A woman Obama touted as an ACA success story has soured on the law:
Her problem is both simple and complicated. Read this Washington State Wire post for the complicated part. The first erroneous premium quote was due to — surprise — the feds and the state not having their act together in calculating subsidies. The feds were expecting each applicant’s annual income; the state gave them each applicant’s monthly income. That led to a massive overestimate of how much taxpayer money each applicant was entitled to. The second bad quote came from poor advice given by the state itself: They encouraged her to enroll her son, who has ADHD, in the state Medicaid program, but they didn’t tell her that that meant he couldn’t be counted towards her federal subsidies for her ObamaCare plan. After the second adjustment, she was entitled to no subsidy at all. The Kafkaesque result, per CNN: “Now I have been priced out and will not be able to afford the plans you offer.

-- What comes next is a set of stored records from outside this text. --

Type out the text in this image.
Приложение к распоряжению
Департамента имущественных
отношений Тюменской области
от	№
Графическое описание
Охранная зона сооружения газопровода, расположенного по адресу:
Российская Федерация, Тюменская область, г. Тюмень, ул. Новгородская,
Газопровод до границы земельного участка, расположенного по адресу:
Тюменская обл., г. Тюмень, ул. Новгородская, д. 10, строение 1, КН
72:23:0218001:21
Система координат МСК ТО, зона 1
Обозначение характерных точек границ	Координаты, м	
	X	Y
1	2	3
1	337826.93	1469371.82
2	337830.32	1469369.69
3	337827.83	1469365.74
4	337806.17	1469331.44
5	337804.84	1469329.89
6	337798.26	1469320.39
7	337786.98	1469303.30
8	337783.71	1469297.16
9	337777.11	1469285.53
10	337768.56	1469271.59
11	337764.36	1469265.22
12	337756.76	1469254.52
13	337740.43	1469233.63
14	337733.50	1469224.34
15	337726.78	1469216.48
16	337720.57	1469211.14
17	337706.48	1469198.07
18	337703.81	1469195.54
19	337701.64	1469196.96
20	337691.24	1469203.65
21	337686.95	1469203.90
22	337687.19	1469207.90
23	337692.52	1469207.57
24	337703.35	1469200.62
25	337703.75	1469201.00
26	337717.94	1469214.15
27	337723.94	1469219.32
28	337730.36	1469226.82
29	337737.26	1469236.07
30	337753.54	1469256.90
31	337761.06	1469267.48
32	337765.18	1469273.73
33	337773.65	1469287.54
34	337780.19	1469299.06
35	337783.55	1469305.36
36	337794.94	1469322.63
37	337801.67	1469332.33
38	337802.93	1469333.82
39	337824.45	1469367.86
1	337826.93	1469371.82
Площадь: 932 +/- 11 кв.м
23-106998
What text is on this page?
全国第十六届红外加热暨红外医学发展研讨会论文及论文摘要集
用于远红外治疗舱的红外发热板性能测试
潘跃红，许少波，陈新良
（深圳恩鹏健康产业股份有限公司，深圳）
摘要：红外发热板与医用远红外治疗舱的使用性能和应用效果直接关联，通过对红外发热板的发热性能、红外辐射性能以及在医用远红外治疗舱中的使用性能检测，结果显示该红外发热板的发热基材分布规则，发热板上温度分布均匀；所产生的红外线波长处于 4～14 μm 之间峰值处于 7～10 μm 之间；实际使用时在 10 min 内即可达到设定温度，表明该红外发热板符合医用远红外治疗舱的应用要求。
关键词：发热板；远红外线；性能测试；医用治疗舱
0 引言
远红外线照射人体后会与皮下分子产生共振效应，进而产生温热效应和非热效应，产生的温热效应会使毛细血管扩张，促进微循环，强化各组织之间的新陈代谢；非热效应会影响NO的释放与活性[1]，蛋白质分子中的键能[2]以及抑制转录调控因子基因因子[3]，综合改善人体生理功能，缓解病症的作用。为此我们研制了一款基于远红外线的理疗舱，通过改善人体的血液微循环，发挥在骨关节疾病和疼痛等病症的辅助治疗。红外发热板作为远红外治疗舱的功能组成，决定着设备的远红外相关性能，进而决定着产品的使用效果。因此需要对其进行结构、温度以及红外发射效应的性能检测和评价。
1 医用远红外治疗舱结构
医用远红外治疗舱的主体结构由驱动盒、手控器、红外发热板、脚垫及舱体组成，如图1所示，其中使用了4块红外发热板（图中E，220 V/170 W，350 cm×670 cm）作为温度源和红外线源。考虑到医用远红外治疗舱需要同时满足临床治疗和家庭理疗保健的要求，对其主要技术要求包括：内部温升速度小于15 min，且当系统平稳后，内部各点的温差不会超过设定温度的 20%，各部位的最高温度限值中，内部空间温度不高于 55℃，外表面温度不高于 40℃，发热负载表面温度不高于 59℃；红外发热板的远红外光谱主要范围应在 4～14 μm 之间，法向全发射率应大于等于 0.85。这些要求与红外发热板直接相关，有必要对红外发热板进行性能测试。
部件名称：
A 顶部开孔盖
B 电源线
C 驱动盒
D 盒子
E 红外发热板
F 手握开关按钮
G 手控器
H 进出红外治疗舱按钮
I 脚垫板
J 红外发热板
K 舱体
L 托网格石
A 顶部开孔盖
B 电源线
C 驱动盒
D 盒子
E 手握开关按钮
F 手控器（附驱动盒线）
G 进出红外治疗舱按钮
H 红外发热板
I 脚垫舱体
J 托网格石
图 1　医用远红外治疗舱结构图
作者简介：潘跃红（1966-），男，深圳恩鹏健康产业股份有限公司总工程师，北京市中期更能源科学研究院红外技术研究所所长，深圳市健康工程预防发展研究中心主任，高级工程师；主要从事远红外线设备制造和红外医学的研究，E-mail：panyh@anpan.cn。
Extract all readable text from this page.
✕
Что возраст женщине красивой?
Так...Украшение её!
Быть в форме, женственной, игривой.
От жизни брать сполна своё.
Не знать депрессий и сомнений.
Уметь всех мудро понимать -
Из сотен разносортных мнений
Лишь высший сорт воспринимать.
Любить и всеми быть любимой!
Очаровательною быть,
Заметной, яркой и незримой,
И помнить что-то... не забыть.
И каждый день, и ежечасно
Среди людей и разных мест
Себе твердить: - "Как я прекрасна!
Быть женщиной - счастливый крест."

But, I get to pay $95 and up for not having health insurance.”
Suderman piles on:
It’s worth highlighting the fact that this occurred in one of the 15 state-run exchanges that is supposed to be working better than the federally facilitated system covering 36 states. Indeed, Washington state’s exchange has frequently been touted as one of the systems that works the best among the state-run exchanges. But those reports tend to focus on the consumer experience—the ability of a user to smoothly navigate from start to finish in the insurance enrollment process. Yet as Sanford’s story shows, a smooth process can still be frustrated by inaccurate pricing and subsidy information. The same, naturally, would be true of incorrect enrollment data being sent to insurers, another problem that’s apparently pervasive in the federal system.